Le Loup et l'Agneau

 

La raison du plus fort est toujours la meilleure:

Nous l'allons montrer tout à l'heure.

Un Agneau se désaltérait

Dans le courant d'une onde pure.

Un Loup survient à jeun qui cherchait aventure,

Et que la faim en ces lieux attirait.

Qui te rend si hardi de troubler mon breuvage?

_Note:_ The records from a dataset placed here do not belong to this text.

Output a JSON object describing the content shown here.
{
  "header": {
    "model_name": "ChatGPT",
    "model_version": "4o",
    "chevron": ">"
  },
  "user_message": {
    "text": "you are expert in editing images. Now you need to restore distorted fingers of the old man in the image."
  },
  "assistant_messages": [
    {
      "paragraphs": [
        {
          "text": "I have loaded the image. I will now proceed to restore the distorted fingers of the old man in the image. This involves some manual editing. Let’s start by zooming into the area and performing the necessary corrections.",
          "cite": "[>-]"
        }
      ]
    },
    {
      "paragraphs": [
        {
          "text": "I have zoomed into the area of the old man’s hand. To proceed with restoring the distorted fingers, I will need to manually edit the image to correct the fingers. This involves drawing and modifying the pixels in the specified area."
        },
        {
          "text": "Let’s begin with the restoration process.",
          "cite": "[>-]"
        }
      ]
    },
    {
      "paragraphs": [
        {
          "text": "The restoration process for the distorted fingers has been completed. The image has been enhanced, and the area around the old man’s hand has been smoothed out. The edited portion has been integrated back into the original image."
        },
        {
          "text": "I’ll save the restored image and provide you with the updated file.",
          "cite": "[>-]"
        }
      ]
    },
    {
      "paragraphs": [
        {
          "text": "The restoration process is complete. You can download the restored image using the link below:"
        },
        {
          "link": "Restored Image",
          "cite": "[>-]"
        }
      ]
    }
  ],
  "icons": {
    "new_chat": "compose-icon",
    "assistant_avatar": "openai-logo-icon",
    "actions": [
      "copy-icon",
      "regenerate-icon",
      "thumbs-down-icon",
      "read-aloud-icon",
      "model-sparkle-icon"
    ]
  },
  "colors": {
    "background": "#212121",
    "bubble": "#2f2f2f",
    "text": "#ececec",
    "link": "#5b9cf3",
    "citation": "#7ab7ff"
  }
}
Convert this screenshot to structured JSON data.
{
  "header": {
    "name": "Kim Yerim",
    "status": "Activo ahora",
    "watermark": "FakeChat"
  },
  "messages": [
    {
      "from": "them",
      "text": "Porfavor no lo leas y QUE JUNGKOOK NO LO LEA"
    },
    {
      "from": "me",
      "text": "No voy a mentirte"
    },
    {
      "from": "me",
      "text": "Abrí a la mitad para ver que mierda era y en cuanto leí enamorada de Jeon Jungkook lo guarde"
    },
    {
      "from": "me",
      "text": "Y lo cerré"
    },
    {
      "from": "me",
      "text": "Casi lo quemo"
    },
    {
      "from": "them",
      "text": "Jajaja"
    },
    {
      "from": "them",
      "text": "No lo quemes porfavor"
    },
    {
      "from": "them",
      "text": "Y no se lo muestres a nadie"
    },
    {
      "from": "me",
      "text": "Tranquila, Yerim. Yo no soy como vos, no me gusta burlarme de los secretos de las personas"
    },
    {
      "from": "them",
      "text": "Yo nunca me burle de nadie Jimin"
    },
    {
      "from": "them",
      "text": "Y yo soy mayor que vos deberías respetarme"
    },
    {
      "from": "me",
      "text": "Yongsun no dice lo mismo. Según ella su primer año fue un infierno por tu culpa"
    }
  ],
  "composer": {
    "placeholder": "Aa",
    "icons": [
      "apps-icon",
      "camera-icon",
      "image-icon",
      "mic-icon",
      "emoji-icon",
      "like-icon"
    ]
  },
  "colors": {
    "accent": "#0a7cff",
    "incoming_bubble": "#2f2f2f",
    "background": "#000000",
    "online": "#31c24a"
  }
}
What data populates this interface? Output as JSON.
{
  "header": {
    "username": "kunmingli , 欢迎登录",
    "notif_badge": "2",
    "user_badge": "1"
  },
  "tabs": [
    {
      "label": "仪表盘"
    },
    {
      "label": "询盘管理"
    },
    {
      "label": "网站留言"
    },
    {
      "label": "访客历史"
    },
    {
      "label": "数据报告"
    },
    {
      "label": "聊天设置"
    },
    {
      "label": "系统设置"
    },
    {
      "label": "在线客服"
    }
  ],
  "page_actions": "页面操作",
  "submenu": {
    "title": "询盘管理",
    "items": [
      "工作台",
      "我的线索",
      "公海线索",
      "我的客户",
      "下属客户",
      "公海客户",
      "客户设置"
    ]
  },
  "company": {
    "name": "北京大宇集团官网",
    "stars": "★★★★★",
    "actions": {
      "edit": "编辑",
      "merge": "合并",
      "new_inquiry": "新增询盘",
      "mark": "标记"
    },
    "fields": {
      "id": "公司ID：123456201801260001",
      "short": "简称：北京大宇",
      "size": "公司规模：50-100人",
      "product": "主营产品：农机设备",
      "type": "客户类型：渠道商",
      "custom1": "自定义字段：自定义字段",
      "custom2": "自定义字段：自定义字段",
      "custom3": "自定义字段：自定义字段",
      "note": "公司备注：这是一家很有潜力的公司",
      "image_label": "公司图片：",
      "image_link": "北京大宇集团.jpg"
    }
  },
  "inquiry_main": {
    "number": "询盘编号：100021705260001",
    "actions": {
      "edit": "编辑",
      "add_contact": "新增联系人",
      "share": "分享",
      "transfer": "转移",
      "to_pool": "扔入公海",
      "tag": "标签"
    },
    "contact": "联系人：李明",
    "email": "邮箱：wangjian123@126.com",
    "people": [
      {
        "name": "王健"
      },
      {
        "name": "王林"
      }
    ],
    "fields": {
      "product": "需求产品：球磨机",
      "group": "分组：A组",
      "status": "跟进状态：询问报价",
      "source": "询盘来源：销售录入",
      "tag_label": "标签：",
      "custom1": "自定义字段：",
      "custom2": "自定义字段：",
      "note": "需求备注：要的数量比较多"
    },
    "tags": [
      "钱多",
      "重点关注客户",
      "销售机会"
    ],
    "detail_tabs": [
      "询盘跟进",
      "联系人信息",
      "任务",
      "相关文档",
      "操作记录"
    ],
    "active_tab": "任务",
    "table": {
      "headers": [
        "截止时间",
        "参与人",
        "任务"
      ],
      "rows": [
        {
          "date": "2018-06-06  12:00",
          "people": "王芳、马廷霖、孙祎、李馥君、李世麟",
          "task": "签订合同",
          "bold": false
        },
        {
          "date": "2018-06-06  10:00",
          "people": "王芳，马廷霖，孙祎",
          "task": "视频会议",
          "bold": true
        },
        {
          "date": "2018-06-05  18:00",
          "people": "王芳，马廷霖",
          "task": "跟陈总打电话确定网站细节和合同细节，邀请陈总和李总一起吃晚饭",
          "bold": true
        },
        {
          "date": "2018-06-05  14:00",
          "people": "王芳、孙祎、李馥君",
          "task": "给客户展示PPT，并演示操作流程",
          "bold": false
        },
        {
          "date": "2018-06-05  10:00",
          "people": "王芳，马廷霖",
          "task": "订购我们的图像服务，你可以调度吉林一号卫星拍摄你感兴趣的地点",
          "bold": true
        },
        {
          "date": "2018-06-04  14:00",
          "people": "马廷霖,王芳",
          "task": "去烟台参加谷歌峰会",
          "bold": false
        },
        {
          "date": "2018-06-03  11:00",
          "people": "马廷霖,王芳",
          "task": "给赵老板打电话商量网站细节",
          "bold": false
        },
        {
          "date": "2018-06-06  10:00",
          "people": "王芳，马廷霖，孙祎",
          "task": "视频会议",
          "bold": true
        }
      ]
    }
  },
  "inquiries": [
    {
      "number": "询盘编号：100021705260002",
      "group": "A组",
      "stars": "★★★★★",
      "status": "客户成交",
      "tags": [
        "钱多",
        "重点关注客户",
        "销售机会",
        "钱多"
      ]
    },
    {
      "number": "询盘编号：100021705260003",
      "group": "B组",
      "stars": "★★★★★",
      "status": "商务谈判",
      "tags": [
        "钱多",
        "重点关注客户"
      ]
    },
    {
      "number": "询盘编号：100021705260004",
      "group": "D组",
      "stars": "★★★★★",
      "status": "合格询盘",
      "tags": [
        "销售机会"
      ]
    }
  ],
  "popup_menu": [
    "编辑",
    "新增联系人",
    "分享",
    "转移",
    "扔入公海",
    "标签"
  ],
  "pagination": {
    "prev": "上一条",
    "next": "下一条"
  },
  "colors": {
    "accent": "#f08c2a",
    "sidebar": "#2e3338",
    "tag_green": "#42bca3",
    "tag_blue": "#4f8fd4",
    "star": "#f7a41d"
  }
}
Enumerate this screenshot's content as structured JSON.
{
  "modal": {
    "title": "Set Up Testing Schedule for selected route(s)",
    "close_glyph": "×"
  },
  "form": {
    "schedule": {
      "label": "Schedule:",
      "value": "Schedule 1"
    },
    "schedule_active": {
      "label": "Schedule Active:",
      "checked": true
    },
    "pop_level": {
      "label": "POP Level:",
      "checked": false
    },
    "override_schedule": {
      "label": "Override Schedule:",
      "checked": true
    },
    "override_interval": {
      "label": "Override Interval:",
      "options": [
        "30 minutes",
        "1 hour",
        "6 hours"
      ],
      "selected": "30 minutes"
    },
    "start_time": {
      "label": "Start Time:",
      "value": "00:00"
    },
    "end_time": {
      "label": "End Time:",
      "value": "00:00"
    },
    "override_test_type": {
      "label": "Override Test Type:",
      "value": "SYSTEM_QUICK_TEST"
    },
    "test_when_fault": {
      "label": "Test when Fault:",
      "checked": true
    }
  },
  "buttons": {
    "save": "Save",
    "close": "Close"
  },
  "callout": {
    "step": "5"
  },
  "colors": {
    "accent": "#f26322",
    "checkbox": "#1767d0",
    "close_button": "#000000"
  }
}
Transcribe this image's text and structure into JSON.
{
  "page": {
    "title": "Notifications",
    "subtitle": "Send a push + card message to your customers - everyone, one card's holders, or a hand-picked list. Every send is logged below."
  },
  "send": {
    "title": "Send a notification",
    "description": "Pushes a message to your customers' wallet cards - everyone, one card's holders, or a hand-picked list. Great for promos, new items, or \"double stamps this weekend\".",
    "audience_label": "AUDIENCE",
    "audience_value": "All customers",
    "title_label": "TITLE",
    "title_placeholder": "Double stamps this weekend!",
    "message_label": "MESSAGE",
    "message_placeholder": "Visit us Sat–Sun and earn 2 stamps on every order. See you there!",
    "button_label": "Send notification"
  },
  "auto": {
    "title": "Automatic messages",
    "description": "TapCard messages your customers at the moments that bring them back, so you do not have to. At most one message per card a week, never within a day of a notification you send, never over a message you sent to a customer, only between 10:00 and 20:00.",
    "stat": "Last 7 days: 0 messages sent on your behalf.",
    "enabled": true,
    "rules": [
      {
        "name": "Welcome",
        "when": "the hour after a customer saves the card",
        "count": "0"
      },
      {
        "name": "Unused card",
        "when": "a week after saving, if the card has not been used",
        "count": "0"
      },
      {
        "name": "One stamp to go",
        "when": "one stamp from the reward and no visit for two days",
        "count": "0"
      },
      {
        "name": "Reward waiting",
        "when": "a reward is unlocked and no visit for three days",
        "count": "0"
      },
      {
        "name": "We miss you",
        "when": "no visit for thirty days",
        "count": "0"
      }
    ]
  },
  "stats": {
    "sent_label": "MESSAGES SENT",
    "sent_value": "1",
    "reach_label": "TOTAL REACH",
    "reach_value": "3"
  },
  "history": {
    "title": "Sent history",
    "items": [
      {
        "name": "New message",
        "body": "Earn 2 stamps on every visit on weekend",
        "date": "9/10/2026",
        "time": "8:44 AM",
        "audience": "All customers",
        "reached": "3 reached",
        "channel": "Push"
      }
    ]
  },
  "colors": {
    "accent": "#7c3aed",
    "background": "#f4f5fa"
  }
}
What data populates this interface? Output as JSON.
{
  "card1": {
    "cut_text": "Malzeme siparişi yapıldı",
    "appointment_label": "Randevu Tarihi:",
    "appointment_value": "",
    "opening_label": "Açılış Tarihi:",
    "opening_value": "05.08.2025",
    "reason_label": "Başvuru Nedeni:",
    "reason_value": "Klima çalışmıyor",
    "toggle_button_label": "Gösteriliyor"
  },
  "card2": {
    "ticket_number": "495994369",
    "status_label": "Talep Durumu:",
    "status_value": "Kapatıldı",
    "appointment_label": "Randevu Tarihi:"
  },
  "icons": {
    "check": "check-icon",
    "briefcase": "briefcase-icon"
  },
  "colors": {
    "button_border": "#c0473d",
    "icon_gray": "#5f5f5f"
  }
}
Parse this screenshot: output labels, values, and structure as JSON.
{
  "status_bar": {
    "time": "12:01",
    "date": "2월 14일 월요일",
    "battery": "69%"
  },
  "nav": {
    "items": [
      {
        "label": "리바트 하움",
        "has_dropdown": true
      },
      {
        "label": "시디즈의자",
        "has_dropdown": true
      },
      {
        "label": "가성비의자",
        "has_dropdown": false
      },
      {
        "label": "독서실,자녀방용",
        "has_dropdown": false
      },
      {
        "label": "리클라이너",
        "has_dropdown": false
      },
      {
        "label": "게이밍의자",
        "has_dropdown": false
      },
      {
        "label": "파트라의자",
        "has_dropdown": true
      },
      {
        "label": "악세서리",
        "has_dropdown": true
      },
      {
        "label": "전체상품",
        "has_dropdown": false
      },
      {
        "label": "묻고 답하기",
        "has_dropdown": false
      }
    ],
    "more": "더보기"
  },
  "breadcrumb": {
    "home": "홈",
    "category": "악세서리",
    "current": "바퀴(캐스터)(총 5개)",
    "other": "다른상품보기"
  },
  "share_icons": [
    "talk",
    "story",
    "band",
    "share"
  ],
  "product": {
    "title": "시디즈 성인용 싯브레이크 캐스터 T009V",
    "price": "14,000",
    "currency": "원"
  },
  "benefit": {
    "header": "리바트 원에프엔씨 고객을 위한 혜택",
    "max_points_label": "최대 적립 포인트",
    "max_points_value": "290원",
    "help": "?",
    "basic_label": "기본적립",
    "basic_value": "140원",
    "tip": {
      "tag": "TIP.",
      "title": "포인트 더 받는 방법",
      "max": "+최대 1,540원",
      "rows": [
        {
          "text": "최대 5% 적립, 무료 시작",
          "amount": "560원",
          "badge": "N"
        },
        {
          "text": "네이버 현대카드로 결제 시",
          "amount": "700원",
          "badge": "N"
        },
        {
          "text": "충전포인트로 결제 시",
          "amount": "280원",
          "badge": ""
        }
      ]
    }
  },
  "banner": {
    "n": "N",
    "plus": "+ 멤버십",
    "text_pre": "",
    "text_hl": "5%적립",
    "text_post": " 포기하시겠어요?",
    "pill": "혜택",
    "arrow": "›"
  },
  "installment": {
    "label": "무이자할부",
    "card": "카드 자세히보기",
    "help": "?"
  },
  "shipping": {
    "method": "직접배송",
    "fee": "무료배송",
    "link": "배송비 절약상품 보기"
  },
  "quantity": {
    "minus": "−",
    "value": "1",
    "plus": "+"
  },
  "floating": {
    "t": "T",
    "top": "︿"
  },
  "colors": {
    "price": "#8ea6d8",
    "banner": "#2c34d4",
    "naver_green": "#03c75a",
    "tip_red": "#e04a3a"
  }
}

Dit cet animal plein de rage:

Tu seras châtié de ta témérité.

- Sire, répond l'Agneau, que votre Majesté

Ne se mette pas en colère;

Mais plutôt qu'elle considère

Que je me vas désaltérant

Dans le courant,

Plus de vingt pas au-dessous d'Elle,

Et que par conséquent, en aucune façon,

Je ne puis troubler sa boisson.

- Tu la troubles, reprit cette bête cruelle,

Et je sais que de moi tu médis l'an passé.

- Comment l'aurais-je fait si je n'étais pas né?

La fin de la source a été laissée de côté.